Uzun zaman sonra yekrar aranızdayım. Özledim sizi. Avealı olunca köyde internette çekmiyor. Bölümü normalde 4 gün önce yazmıştım. Annemin netini yiyiyorum şimdi. Yaşasın kötülükk.
Neyse uzatmayalım multimedyada Serkan ve Burak var. Şarkı olarak bu sefer Lorde'nin sevgili Açkık Oyunları için söylediği şarkı var.
Lorde - Yellow Flicker Beat sizlerle....
Güzel okumalar ve dinlemeler.
Gecenin 2sinde kapının çalınmasıyla herkes sessizliğe gömülmüştü.

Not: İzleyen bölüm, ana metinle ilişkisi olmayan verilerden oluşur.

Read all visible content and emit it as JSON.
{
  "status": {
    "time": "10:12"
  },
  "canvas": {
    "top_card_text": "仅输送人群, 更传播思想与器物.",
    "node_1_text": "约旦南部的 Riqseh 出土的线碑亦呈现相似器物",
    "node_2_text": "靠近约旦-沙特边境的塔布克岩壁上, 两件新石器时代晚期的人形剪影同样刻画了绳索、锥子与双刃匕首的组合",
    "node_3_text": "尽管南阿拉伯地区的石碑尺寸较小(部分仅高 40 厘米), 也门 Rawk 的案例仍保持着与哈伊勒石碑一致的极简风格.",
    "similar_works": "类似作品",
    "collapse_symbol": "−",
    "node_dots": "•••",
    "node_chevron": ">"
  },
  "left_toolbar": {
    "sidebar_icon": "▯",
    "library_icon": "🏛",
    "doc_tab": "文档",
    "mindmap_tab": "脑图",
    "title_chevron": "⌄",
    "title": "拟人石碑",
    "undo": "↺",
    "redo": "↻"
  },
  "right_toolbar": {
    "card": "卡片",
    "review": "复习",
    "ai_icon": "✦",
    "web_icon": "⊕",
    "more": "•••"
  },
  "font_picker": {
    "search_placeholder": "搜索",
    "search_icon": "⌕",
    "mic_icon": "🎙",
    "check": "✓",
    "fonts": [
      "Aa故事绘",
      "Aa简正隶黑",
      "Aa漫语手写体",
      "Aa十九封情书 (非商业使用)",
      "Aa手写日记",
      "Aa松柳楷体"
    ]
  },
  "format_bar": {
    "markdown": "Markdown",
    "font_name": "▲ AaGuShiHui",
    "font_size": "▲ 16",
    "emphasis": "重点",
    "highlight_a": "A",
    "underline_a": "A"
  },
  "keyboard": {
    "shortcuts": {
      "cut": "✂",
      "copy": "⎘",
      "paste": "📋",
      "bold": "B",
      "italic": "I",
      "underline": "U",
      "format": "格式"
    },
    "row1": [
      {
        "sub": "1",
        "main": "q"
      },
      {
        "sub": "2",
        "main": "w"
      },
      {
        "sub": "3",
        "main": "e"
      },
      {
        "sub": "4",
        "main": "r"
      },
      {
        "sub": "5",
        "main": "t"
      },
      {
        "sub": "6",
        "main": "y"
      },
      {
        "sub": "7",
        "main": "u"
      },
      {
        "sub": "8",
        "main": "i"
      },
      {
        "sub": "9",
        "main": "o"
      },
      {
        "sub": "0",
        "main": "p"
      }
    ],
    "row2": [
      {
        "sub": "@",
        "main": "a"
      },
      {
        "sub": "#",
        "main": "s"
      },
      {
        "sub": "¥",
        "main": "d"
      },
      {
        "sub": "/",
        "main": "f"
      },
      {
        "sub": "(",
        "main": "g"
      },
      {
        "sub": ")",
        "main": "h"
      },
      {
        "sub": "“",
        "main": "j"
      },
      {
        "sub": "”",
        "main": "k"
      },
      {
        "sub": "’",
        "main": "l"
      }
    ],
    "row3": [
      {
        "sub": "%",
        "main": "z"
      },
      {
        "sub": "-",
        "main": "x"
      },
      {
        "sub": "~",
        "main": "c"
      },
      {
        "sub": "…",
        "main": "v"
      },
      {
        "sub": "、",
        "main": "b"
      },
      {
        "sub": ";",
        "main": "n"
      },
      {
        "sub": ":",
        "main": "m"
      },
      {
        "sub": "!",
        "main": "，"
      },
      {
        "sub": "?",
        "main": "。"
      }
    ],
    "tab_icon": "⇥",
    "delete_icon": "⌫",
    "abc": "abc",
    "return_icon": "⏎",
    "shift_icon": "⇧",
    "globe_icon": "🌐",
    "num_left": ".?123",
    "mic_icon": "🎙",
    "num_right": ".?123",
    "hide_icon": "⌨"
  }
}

Normalde olsa korkmazdık ama buna benzer bir gerilim filmi izliyince cinayetler kan falan bizi korkutmuştu. Kimse kapıyı açmak için hareket etmiyordu. Kızlar beni dürtüp "Burası senin evin kapıyı sen açmalısın!"diyerek beni öne doğru itmişlerdi. Yavaş ve ağır adımlarla kapıya gittim ve elimi kapı koluna yerleştirdim. Kapıyı açtığımda ışıklar açık olmadığı için kimse görünmüyordu. Aniden birisi ağzımı kapatıp beni karanlığa çektiğinde çığlık bile atamamıştım.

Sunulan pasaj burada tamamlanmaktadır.